COLOMBIA – AB InBev’s local brewer in Colombia, Bavaria, has allocated roughly US$413 million to be used in the construction of a new brewery in the northern region municipality of Palmar de Varela.
The company said the new brewery plans to begin its operation in mid-2024, generating 350 direct and 7,000 indirect jobs. The facility will produce beer brands including Águila, Poker, and Club Colombia.
Bavaria President Sergio Rincón said: “We firmly believe in Colombia and in the great transformations that the private sector can generate for the benefit of the country. With this new plant, Bavaria is investing long term in a significant expansion of the industry.”
“It fills me with pride to share this good news with the country. We Colombians deserve a future full of hope, celebrations, and progress, and this new investment is an important part of our journey to create a future with more cheers. It is an example of the spirit of Bavaria, which after more than 130 years, continues to invest in growth and innovation.”
Affirming the group’s stand on sustainability, Bavaria noted the brewery will be built to high environmental standards to make further progress toward AB InBev’s ambitious 2025 Sustainability Goals.

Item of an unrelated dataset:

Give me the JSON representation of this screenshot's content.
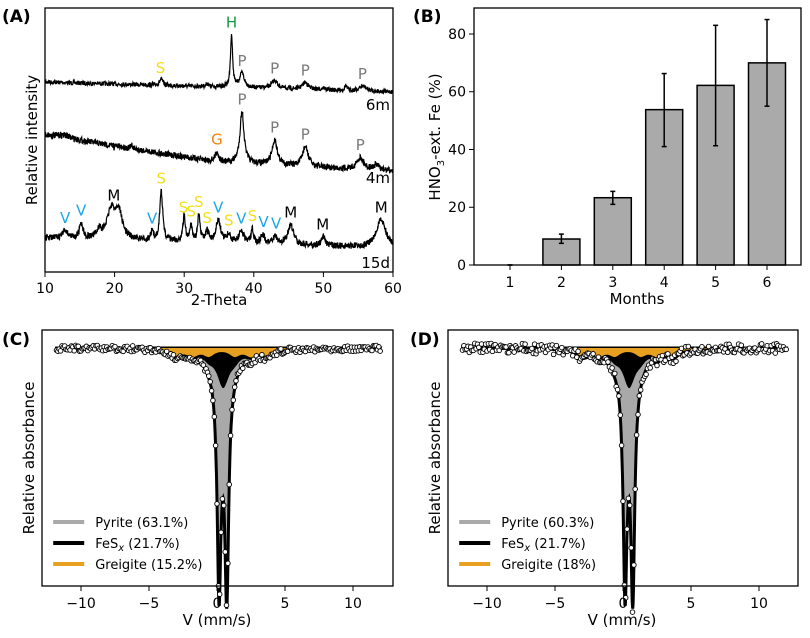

It is expected to begin operations with zero net carbon emissions and advance Bavaria’s commitment to brewing 100% of its products using solar energy.
Throughout the country, Bavaria has seven breweries, two barley malting houses, and a labeling operation, all employing 4,000 people and generating approximately 80,000 indirect jobs.
Recently, the Belgium-based multinational brewer, AB InBev, expressed interest in scaling the production capacity of its plant in Mysuru with another ₹500 crores (US$60.8m).
The investments follow the over US$1 billion commitment to its US manufacturing facilities over the next two years as the brewer looked to raise production of hard seltzers that have become widely popular in recent years.
The United States’ largest brewer and subsidiary of Belgium-based Anheuser-Busch InBev said it would inject nearly US$400 million into 12 major breweries while about US$100 million would go to environmental sustainability projects.
The company also planned on spending more than US$100 million in new can-manufacturing lines as it ships more single-use cans and bottles and fewer kegs and returnable glass bottles that are used in bars and restaurants.